Un equipo internacional de astrónomos logró identificar por primera vez la presencia de eritrulosa, un azúcar complejo, en una nube de gas ubicada cerca del centro de la Vía Láctea, un hallazgo que podría aportar nuevas pistas sobre cómo se formaron los compuestos químicos que dieron origen a la vida en la Tierra y, eventualmente, en otros lugares del universo.
La investigación fue publicada en la revista científica Nature Astronomy y se basó en observaciones realizadas con radiotelescopios instalados en España. Los científicos detectaron la denominada “firma espectral” de la eritrulosa al comparar las señales captadas desde el espacio con datos obtenidos previamente en experimentos de laboratorio.
La eritrulosa es un azúcar que en la Tierra se encuentra de forma natural en frutas como las frambuesas y que también es utilizado en la fabricación de algunos productos autobronceadores. Sin embargo, su presencia en el medio interestelar representa uno de los compuestos de este tipo más complejos descubiertos hasta ahora fuera de nuestro planeta.

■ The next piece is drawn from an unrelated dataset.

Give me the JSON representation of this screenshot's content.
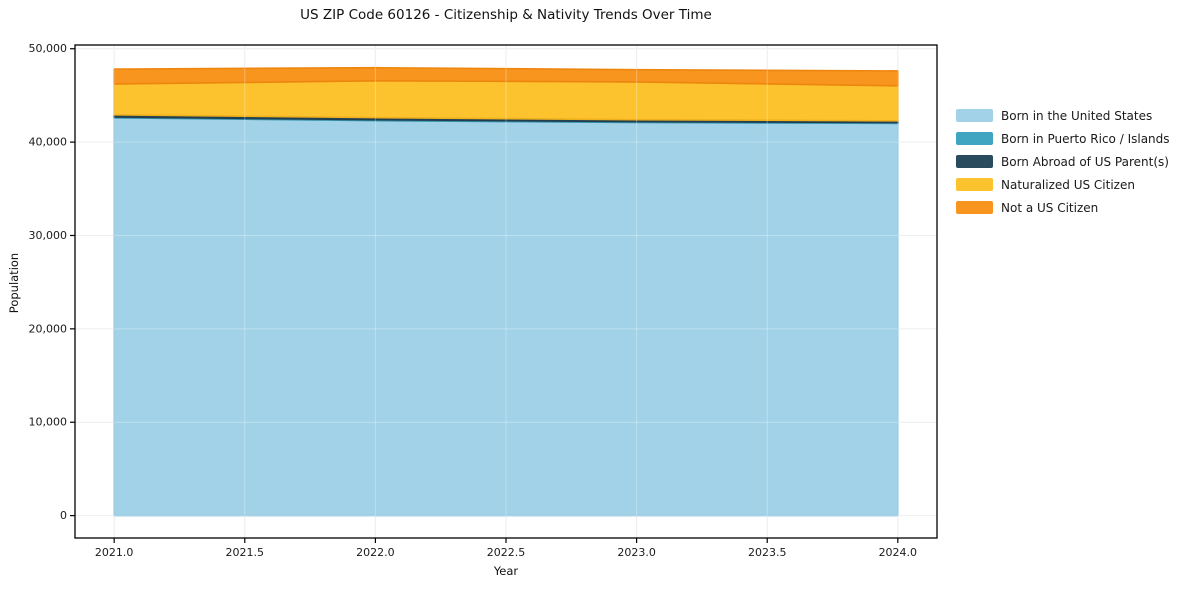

El hallazgo se produjo en una región del medio interestelar, una vasta red de nubes de gas y polvo situada entre las estrellas. Los investigadores destacan que estos entornos funcionan como verdaderos laboratorios químicos donde pueden formarse moléculas cada vez más complejas antes del nacimiento de nuevos sistemas planetarios.
Los expertos explican que los azúcares desempeñan funciones esenciales para la vida, ya que participan en procesos metabólicos y algunos forman parte de la estructura del ADN y el ARN. Aunque la eritrulosa no es un componente indispensable para los organismos vivos, tiene la capacidad de transformarse en otras moléculas que pudieron intervenir en las primeras etapas de la evolución química del planeta.
Este descubrimiento se suma a otros avances recientes relacionados con la búsqueda de compuestos orgánicos en el espacio. Hace más de dos décadas ya se había detectado un azúcar similar cerca del centro galáctico y, más recientemente, las muestras del asteroide Bennu recolectadas por la misión OSIRIS-REx de la NASA también revelaron la presencia de azúcares y otras moléculas consideradas fundamentales para la química prebiótica.
Para los investigadores, estos resultados fortalecen la hipótesis de que muchos de los ingredientes básicos para la vida ya existían en las nubes interestelares antes de la formación del Sistema Solar, lo que sugiere que estos compuestos pudieron incorporarse a los planetas durante su nacimiento y no exclusivamente mediante el impacto de cometas o asteroides.
La autora principal del estudio, la astrofísica Izaskun Jiménez-Serra, del Centro de Astrobiología de España, afirmó que encontrar este tipo de moléculas en una sola región de la galaxia hace pensar que podrían estar distribuidas en muchos otros rincones del universo. Según la investigadora, esta posibilidad abre nuevas perspectivas sobre la existencia de ambientes donde la vida podría desarrollarse más allá de la Tierra.
El descubrimiento representa un importante avance para la astrobiología y refuerza la idea de que la química necesaria para el surgimiento de la vida podría ser mucho más común en el universo de lo que se pensaba hasta ahora.